Affinage (pron. Aff-in-arge) is the age-old technique of maturing cheese. It is such a unique skill set that there isn’t a direct English translation.
In 2012, I was awarded the Churchill Fellowship’s Jack Green scholarship which allowed me to study this craft with cheese whisperer Ivan Larcher in France, at Neal’s Yard Dairy in London’s Borough Markets and at Jasper Hill Cellars in Vermont, USA. There is no degree or diploma in affinage – instead it is learnt through experience and guidance from a mentor. An understanding of microbiology and dairy science is a must, as the science learnt helps when viewing, smelling, touching and tasting a cheese during its time spent ripening.

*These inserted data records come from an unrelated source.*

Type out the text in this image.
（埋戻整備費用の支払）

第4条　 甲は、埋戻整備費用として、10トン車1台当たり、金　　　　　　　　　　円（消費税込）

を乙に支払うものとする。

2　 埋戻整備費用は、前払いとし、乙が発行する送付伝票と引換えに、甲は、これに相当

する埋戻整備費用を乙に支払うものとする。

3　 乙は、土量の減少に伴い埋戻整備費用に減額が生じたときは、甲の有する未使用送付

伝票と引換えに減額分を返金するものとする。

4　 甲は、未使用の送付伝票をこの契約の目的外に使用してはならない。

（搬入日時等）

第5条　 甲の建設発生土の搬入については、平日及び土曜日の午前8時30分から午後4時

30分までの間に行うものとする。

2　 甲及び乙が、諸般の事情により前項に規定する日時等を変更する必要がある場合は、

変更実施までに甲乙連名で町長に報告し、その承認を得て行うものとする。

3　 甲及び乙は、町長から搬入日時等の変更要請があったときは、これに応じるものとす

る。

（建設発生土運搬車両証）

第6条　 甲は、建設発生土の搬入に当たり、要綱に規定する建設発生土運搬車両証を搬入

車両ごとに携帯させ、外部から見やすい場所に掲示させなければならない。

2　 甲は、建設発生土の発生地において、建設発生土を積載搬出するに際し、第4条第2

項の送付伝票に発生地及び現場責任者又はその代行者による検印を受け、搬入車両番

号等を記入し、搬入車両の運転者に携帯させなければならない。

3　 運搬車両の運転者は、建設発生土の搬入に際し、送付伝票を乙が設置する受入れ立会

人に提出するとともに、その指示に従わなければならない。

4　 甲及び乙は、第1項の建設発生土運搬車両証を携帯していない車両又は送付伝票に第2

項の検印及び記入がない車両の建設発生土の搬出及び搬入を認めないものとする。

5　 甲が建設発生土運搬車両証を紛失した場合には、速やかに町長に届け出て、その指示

It is a combination of alchemy, sensory evaluation and science which allows an affineur, or cheese maturation expert, to help guide a cheese to its full potential. In order for the affineur to understand what the cheesemaker is trying to achieve in flavour, texture and aroma, they need to have an understanding of the farm itself: the soil, grass, animal breed and cheesemaking techniques. All these variables play a significant part in the flavour profile and life of a cheese – variations in feed, weather, animal lactation and so on mean no two batches of cheese are ever the same. Just as the cheesemaker has to adapt their recipes, the affineur must adapt their processes to get the best out of the cheese.